Inverted Classroom

What is that?

The traditional way one learns is to go to class where a teacher stands at the front of the class and talks for 40 minutes or so explaining this or that concept and then invites questions. Students ask, get clarification and go home to do more questions handed out to them in class.

In the inverted classroom I turn this model onto its head. Students go watch lectures at home on YouTube, college proprietary lectures, Coursera, Udemy, Khan Academy, MIT Opencourseware, EdX et al. Students also read books and notes handed out or increasingly e-mailed to them or downloaded from their learning institutions, try out programming assignments, find extra code to bolster their learning (Stackexchange, Reddit, Quora, CodingAcademy, GoogleAI et al) and try to question themselves to consolidate their knowledge as much as possible. They then head to class where they are asked questions by their lecturers, set programming assignments and are free to put their hands up and seek answers right there and then in the class setting. Students enter the classroom, sit down and open up their laptops and immediately begin discussion code, ideas and where they’re stuck with the peers and me – the lecturer. I run around the class helping students and putting interesting problems they come up with on a whiteboard or sharing students’ screens with others in the class. We work as a group solving problems throughout the hours of the class. It’s fun, lively and non-threatening.

In the classroom it’s like you’re at home doing homework that was assigned to you in class while at home it’s like you’re in class listening to lectures, taking notes, trying to follow what your lecturer is trying to impart. Home is used for putting info into your head; class is for consolidating that information. Programming assignments work very well in this mode. You’re set a problem in the class and work on it right there and then. Or you’re set a problem, begin it at home and bring your ideas to class completing the solution with your peers and me. I watch what you do and ask the entire class questions as students get hung up on one problem or another. Everyone participates as a group and helps everyone else solve their problem. It’s incredible fun! Many students tell me they’ll never want to sit in a conventional class again.

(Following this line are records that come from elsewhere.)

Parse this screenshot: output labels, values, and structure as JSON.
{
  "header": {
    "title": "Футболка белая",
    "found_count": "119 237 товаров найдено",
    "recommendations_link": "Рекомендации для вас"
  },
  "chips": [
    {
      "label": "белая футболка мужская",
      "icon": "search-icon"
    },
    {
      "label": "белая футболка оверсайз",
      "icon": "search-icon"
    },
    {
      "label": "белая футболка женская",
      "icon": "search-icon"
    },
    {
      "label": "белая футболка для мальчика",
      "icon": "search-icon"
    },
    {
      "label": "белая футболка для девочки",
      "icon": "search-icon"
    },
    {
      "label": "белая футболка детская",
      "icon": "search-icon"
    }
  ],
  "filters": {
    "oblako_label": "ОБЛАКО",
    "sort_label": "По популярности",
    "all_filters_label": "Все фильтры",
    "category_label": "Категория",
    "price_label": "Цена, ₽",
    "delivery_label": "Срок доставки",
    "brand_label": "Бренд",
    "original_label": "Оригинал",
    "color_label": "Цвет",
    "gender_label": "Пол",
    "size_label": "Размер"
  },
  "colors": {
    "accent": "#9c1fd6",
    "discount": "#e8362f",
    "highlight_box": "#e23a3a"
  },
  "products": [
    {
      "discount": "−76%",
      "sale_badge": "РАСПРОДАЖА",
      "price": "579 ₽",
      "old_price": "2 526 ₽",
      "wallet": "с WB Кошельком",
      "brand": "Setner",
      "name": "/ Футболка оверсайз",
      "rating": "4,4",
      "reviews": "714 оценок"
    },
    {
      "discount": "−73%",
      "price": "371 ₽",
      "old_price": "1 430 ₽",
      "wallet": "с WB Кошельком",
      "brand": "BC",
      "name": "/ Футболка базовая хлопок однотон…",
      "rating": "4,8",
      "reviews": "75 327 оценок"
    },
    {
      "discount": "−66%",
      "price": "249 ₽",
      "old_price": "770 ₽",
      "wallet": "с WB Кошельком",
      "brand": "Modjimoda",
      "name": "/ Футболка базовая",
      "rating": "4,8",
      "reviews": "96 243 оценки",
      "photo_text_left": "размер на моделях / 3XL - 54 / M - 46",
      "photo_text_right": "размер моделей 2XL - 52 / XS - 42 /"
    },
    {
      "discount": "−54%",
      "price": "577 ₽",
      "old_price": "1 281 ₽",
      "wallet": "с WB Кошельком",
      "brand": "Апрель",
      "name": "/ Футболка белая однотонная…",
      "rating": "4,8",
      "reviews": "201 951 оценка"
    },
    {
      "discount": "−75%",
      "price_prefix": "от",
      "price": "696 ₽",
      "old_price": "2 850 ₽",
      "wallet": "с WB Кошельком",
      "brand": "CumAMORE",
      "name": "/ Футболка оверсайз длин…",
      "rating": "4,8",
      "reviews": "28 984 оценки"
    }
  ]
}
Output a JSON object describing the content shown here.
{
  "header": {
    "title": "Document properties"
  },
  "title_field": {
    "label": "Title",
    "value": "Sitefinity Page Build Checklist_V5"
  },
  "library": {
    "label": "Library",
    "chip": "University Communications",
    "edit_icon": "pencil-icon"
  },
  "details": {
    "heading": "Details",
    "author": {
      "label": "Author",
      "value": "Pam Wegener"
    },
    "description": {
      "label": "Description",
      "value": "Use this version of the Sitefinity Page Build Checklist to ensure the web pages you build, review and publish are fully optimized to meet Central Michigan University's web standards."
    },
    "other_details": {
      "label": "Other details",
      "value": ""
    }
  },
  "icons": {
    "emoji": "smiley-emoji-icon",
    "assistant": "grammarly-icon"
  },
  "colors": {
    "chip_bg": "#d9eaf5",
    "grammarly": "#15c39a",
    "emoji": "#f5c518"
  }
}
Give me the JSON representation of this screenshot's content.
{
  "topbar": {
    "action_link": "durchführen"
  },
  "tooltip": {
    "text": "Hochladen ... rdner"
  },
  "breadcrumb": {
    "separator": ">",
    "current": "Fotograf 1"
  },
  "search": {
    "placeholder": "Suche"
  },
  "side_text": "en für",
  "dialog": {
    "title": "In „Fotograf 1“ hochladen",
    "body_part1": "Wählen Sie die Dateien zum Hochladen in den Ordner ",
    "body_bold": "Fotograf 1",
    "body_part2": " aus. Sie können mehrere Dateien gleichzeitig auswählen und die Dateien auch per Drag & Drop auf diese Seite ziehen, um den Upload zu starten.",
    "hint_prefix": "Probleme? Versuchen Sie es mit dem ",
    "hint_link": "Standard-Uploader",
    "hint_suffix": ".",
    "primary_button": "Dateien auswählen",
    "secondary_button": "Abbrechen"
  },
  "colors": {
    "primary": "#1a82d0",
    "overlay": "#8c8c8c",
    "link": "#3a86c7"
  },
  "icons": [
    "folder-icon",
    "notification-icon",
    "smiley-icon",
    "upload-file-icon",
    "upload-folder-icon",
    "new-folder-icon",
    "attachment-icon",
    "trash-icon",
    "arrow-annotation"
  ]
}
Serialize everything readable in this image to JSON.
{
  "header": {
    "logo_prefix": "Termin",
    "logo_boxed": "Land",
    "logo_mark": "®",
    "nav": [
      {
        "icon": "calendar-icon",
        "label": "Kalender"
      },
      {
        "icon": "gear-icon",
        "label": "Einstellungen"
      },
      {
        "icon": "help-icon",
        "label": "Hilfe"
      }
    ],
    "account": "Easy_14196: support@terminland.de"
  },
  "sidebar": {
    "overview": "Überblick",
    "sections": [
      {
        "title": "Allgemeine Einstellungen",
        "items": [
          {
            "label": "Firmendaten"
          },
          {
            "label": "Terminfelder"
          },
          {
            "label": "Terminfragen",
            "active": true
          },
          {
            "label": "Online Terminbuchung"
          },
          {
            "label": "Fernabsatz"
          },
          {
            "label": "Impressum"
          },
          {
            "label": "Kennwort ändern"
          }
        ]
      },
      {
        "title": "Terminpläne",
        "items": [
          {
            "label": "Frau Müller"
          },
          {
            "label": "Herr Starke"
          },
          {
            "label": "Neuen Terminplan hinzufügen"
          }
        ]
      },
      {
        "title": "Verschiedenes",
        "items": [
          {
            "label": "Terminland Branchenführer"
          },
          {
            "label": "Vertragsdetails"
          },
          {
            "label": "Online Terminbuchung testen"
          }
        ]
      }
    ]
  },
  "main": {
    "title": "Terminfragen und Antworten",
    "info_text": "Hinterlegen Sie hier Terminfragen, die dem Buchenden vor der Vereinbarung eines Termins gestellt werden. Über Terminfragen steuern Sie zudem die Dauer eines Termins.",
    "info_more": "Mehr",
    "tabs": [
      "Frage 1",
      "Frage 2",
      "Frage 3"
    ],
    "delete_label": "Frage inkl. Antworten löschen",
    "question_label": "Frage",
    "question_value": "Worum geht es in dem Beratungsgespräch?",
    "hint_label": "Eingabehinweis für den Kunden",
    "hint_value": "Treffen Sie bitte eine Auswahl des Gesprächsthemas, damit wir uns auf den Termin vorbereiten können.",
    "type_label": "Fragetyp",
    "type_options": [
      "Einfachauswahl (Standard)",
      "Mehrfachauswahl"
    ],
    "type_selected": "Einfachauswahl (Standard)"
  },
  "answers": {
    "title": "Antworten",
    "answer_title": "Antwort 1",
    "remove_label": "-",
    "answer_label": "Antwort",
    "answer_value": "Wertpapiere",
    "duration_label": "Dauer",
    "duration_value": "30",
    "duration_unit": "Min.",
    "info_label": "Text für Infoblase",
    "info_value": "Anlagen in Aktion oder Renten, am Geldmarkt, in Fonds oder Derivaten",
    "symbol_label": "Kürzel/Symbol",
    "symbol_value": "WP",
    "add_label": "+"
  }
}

So homework is done in class and class work is done at home … INVERTED … see? (This podcast is worth listening to — Ben Ben and Blue cover lecturing=bloodletting).

Over the years this has proved to be a very successful model for this new teaching modality our world has already shown works extremely well. At CyberCollege we taught more than 2750 students before selling our college to a rival business. Since selling our baby I’ve taught more than 600 students using the same model. I could not have ever dreamed of being able to create that many IT professionals almost single-handedly.